Szef Renault wskazał też priorytety dla jego zespołu. - Wysoka niezawodność od samego początku sezonu, wysoki poziom rozwoju i dobre wyniki na torze. Musimy przy tym odzyskać pewność siebie, wzmocnić ducha w zespole. Tak, aby zmaksymalizować swoje szanse w tym niespotykanie długim i trudnym sezonie - stwierdził.
Sezon 2020 będzie drugim, w którym barwy Renault reprezentować będzie Daniel Ricciardo. - Będzie mi łatwiej. Sporo dowiedziałem się o sobie, ale i o zespole w zeszłym roku.

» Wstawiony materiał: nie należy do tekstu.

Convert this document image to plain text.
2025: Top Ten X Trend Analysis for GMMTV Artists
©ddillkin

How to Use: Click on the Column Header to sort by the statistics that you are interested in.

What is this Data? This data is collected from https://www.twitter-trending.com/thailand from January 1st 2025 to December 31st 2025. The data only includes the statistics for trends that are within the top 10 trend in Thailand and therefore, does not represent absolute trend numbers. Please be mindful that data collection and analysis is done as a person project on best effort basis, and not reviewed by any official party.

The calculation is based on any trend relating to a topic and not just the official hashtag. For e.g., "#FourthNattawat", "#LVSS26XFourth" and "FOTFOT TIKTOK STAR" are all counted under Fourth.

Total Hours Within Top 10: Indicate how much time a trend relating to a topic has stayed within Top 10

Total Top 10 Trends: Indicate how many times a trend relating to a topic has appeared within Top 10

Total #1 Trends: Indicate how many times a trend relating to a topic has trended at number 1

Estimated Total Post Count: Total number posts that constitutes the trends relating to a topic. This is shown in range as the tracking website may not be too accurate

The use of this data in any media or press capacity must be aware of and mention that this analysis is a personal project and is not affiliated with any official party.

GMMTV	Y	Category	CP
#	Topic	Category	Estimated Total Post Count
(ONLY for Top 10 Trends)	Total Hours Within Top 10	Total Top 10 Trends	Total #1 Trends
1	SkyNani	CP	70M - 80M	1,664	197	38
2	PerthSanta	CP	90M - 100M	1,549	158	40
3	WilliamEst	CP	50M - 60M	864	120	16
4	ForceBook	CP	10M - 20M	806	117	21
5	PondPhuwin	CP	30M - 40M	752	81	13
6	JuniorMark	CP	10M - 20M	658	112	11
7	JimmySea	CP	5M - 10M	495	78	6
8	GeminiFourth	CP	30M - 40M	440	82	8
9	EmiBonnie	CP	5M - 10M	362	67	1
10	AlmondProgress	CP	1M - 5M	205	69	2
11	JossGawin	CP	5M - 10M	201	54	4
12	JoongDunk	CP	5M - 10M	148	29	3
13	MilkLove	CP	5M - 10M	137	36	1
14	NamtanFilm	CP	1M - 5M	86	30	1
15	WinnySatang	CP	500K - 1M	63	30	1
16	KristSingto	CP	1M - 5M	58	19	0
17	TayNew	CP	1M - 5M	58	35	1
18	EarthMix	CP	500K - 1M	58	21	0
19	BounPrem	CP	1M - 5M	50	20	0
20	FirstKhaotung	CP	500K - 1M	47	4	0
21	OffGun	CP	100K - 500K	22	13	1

Zrozumiałem, że nie chodzi tylko o to, by mieć najmądrzejszego gościa w padoku F1 na swoim pokładzie, ale też by jak najlepiej wykorzystać potencjał każdej zatrudnionej osoby w zespole - powiedział Australijczyk.
Nową postacią w Renault jest za to Esteban Ocon, który wraca do ścigania w F1 po rocznej przerwie. - Nie mogę się doczekać testów F1 w Barcelonie. Mieliśmy sporo czasu na przygotowania i jestem gotów na nowe wyzwanie. Naprawdę nie mogę się doczekać ścigania po roku przerwy - zapewnił Francuz.
Testy F1 w Barcelonie ruszą 19 lutego, a więc Renault ma jeszcze niespełna tydzień, by złożyć konstrukcję RS20 w całość.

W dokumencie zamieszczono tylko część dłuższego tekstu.